Arrange and Develop by Element
There are critical and non-critical performance plan elements. When developing your accomplishment report, start with critical elements first, and link each achievement to the appropriate element. For instance, if one of your elements is Customer Service, one way to speak to your achievement in this element is to list how many customer inquiries were received and addressed, as well as 1 or 2 testimonials that highlight the level of customer service provided. You may even want to specify whether these are internal or external customers. Leadership may not remember all the details of your successes throughout the year. This is your time to highlight the importance of your contributions.
Putting It All Together
Until submitted to leadership, consider your annual accomplishment report a living document. Don’t wait until the last minute! Get into the habit of documenting your activities throughout the year, so that when the time comes, you’re not scrambling to put your report together.

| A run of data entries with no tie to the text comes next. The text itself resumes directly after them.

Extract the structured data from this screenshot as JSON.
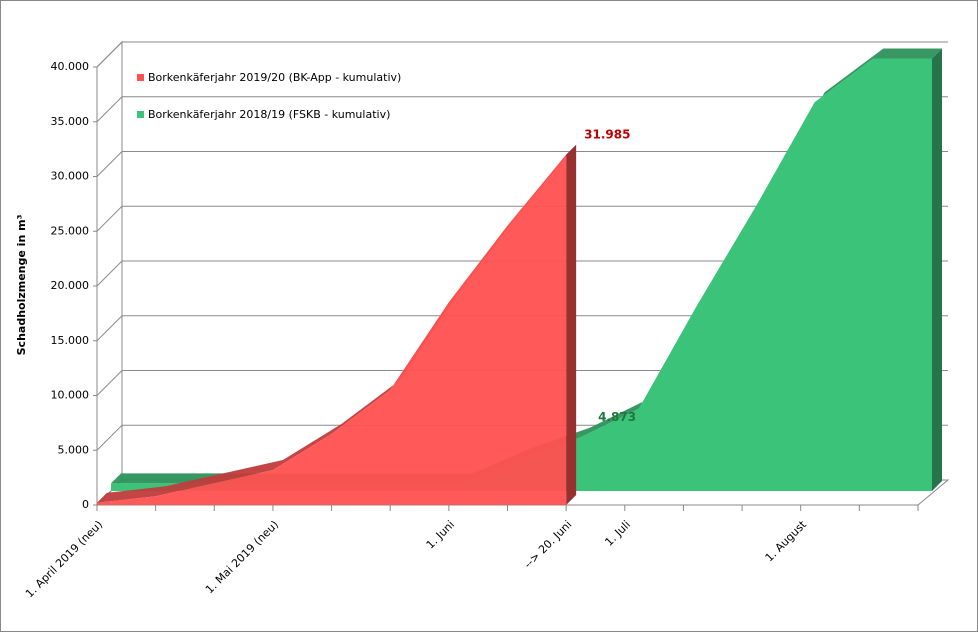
{
  "chart_data": {
    "type": "area3d",
    "y_label": "Schadholzmenge in m³",
    "categories": [
      "1. April 2019 (neu)",
      null,
      null,
      "1. Mai 2019 (neu)",
      null,
      null,
      "1. Juni",
      null,
      "--> 20. Juni",
      "1. Juli",
      null,
      null,
      "1. August",
      null,
      null
    ],
    "series": [
      {
        "name": "Borkenkäferjahr 2019/20 (BK-App - kumulativ)",
        "color": "#ff5050",
        "values": [
          200,
          800,
          2000,
          3200,
          6500,
          10500,
          18500,
          25500,
          31985,
          null,
          null,
          null,
          null,
          null,
          null
        ],
        "value_labels": [
          null,
          null,
          null,
          null,
          null,
          null,
          null,
          null,
          "31.985",
          null,
          null,
          null,
          null,
          null,
          null
        ],
        "label_color": "#c00000"
      },
      {
        "name": "Borkenkäferjahr 2018/19 (FSKB - kumulativ)",
        "color": "#3cc37a",
        "values": [
          700,
          700,
          700,
          700,
          700,
          700,
          700,
          3000,
          4873,
          7500,
          17000,
          26000,
          35500,
          39500,
          39500
        ],
        "value_labels": [
          null,
          null,
          null,
          null,
          null,
          null,
          null,
          null,
          "4.873",
          null,
          null,
          null,
          null,
          null,
          null
        ],
        "label_color": "#1e7a3c"
      }
    ],
    "ylim": [
      0,
      40000
    ],
    "yticks": [
      0,
      {
        "value": 5000,
        "label": "5.000"
      },
      {
        "value": 10000,
        "label": "10.000"
      },
      {
        "value": 15000,
        "label": "15.000"
      },
      {
        "value": 20000,
        "label": "20.000"
      },
      {
        "value": 25000,
        "label": "25.000"
      },
      {
        "value": 30000,
        "label": "30.000"
      },
      {
        "value": 35000,
        "label": "35.000"
      },
      {
        "value": 40000,
        "label": "40.000"
      }
    ],
    "grid": true
  }
}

When writing, refrain from I statements – opt for action verbs instead. Don’t use activity-based descriptives or the “laundry listing” of activities. Instead, focus more on the result of the activity – or the outcome of the service you provided. The laundry listing infers that you really didn’t do anything specific. While you may be tempted otherwise, limit your report to 2 pages. In the header/footer, include your name, grade, job series, and the current fiscal year for which you are writing the report. Your supervisor will receive dozens of reports, so make sure yours is easily identifiable.
We are well into the performance year. With just 3 months left until the end, now is a good time to start compiling information to draft your report. For additional tips on writing accomplishment reports and self-evaluation visit:
- Employee Connect
- Meaningful Self-Evaluations
- How to write a self-evaluation that will impress your boss
Hope Marshall is part of the GovLoop Featured Contributor program, where we feature articles by government voices from all across the country (and world!). To see more Featured Contributor posts, click here.
So many great tips in here and so very timely! Thanks for writing and sharing this. The tip about treating your performance docs as living documents really resonated with me. Making sure that these items are updated and contain consistent notes and feedback can make all the difference at the end of the year (or when you’re prepping to make a case for a promotion!). Thanks again.
Thank you, Leah! My first year as a Fed, I scrambled to put together my accomplishment report. By the 2nd year, I’d figured out that I needed to keep better notes/record of my day to day activities. Once I switched tactics, it became much easier! And your point about the report being a prep for a case for promotion is so accurate! Sometimes, at the end of the year, people are given merit awards. So that report makes a difference.